Estaba oscureciendo. El aire era frío. Ahora se encontraban cerca de Monterrey, tierra adentro, acampados en lo que había sido un campo de girasoles antes de que cien mil peregrinos hubieran pasado a través de él con sus autobuses, furgonetas y camiones. Tres hogueras enormes ardían, enviando al cielo negras columnas de humo. Buscó a Jill en su coche. No estaba allí.
Oyó risas a su espalda. Más miembros de la Hueste: Cotovela, Johnny Espingarda, que se apoyaban contra el autobús amarillo y naranja. Los miró.
—¿Pasa algo gracioso?
—¿Gracioso? ¿Gracioso?
—¿Alguno de vosotros ha visto a mi esposa?
Se rieron de nuevo, exagerando la risa. Intentaban deliberadamente hacer que se sintiera incómodo. Jaspin sintió desprecio hacia estos bastardos brasileños de rostro inescrutable, estos apóstoles del Senhor tan engreídos en su asunción de santidad superior.
—Tu esposa —dijo Johnny Espingarda, haciendo que sonara a algo sucio.
—Mi esposa, sí. ¿Sabes dónde está?
Johnny Espingarda se llevó el puño a la boca y tosió. Cotovela volvió a reírse. Jaspin sintió que la sumisión y la sorpresa que los hologramas del Senhor habían creado en él se desvanecían bajo el peso de la irritación y la furia.
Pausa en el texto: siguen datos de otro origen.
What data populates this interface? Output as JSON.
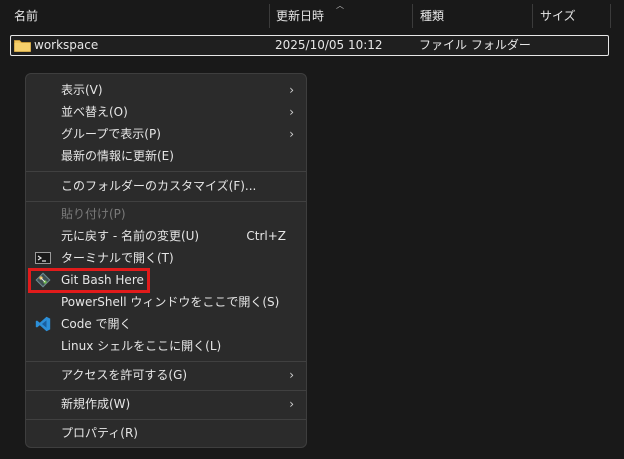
{
  "columns": {
    "name": "名前",
    "date": "更新日時",
    "type": "種類",
    "size": "サイズ"
  },
  "row": {
    "name": "workspace",
    "date": "2025/10/05 10:12",
    "type": "ファイル フォルダー"
  },
  "menu": {
    "view": "表示(V)",
    "sort": "並べ替え(O)",
    "group": "グループで表示(P)",
    "refresh": "最新の情報に更新(E)",
    "customize": "このフォルダーのカスタマイズ(F)...",
    "paste": "貼り付け(P)",
    "undo": "元に戻す - 名前の変更(U)",
    "undo_shortcut": "Ctrl+Z",
    "terminal": "ターミナルで開く(T)",
    "gitbash": "Git Bash Here",
    "powershell": "PowerShell ウィンドウをここで開く(S)",
    "vscode": "Code で開く",
    "linux": "Linux シェルをここに開く(L)",
    "access": "アクセスを許可する(G)",
    "new": "新規作成(W)",
    "properties": "プロパティ(R)"
  },
  "colors": {
    "highlight": "#e11b1b",
    "folder": "#f2c55c",
    "vscode": "#2c8fd8"
  },
  "icons": {
    "terminal": "terminal-icon",
    "gitbash": "git-bash-icon",
    "vscode": "vscode-icon",
    "folder": "folder-icon",
    "submenu": "chevron-right-icon"
  }
}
Dio media vuelta, se alejó de ellos, y continuó buscando a Jill en la oscuridad. Caminó hasta el otro lado de su coche, pensando que tal vez ella había tendido una manta allí. Jill no estaba tampoco en ese sitio. Sin embargo, cuando regresaba, la vio caminando hacia el coche de vuelta del autobús de la Hueste Interna. Parecía agitada, sudorosa, exhausta, y batallaba desmañadamente con el cinturón de sus vaqueros. Tras ella, Bacalhau había salido del autobús y decía algo a Cotovela y Johnny Espingarda. Jaspin oyó su áspera risotada. Oh, Cristo, pensó. No, no Bacalhau.
—¿Jill?
—¿Has estado visitando al Senhor? —Sus ojos parecían un poco desenfocados.
—Sí. ¿Y tú?
Ella hizo un esfuerzo por ver con claridad, y cuando lo consiguió sus ojos se fijaron en los de él con una expresión fría, desafiante.
—He estado entrevistando a la Hueste Interna —dijo—. Un pequeño estudio antropológico. —Soltó una risita.
—Jill. Oh, Dios, Jill…
2
Entre estos dos nuevos extraños, la hermosa mujer que no era real y el hombre de la pierna lastimada y ceño fruncido, Tom estuvo seguro de que sentía venir una visión. Justo aquí, delante de todos, en esta carretera solitaria, mientras el sol se ponía.
Pero, sin saber por qué, la visión no llegó. Sentía el rugido en su cerebro, el principio de las sacudidas luminosas, pero eso fue todo. Tal vez algo más estaba pasando, algún tipo de presagio se desplegaba en su interior.